Bombed out
I'm not really sure what I'm supposed to say about what I saw today. The good people working at the United Teachers of New Orleans took us on a bus tour of the city today, and some of what I saw just shocked me. Over the past 2 and a half years since Katrina, I've become sort of inured to the media depictions of the devastation visited by the storm. But seeing it in person...
The Lower Ninth Ward... gone. Literally. City block upon city block of nothing but overgrown weeds surrounding concrete foundations, a house or two spared. Piles of debris still littering the vacant lots. A whole neighborhood - just gone.
The sight of a gutted school, an adjacent athletic field freshly mowed, a surreal contrast to the wild overgrowth of the surrounding lots.
Around the rest of the city, renovated homes become the exception in neighborhoods full of empty houses.

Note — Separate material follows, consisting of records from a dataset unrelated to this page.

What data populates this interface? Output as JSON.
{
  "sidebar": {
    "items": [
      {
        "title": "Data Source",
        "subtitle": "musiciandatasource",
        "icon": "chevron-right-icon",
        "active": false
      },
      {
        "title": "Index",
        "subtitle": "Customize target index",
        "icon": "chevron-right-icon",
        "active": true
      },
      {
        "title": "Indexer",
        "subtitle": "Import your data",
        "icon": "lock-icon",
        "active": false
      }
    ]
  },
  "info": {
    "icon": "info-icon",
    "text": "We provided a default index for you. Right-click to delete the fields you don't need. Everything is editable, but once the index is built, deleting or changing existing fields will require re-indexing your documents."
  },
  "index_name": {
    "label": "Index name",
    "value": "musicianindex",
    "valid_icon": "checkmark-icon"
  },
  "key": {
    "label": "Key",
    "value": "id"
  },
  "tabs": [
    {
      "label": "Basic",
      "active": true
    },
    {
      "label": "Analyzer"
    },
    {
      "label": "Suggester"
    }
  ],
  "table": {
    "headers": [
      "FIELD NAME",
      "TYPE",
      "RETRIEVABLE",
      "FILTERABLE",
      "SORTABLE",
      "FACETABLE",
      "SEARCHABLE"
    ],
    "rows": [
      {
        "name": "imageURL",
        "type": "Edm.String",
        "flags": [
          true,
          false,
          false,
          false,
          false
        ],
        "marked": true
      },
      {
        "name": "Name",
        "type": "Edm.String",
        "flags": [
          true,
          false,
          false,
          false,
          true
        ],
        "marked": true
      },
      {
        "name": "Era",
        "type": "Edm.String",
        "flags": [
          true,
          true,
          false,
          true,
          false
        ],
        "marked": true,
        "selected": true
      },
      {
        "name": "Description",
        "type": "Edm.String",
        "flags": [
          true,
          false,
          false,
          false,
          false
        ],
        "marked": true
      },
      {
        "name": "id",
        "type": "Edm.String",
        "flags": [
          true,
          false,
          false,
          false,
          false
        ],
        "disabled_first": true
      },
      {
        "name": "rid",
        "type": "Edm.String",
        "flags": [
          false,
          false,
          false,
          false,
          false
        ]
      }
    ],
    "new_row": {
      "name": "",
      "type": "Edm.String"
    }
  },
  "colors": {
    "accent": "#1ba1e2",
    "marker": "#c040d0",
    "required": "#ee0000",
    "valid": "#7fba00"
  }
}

The high water marks are still visible on many of the buildings in the city, in some places easily three or four feet above my head. The eerie tags of search and rescue crews still decorate homes. Entire strip malls stand empty.
And there I sit on a bus, gaping at the remnants, rolling past the people who are slowly trying to rebuild their homes, their neighborhoods, their lives. I'm a fucking disaster tourist.
But the city is still here, and it is rebuilding. Staying downtown, you wouldn't know that anything bad had befallen the city (although the amount of traffic flowing on the streets is noticeably diminished since the last time I visited in the mid-90s). We got to visit with some of the UTNO staffers who are working to rebuild a union devastated by a different type of storm which transformed public education in New Orleans after Katrina. They're an inspiring bunch (the staffers look suspiciously like graduate employee unionists). I get to go do house visits with them on Saturday.
The food in New Orleans is still phenomenal. But the Lagavulin at the hotel bar was criminally overpriced.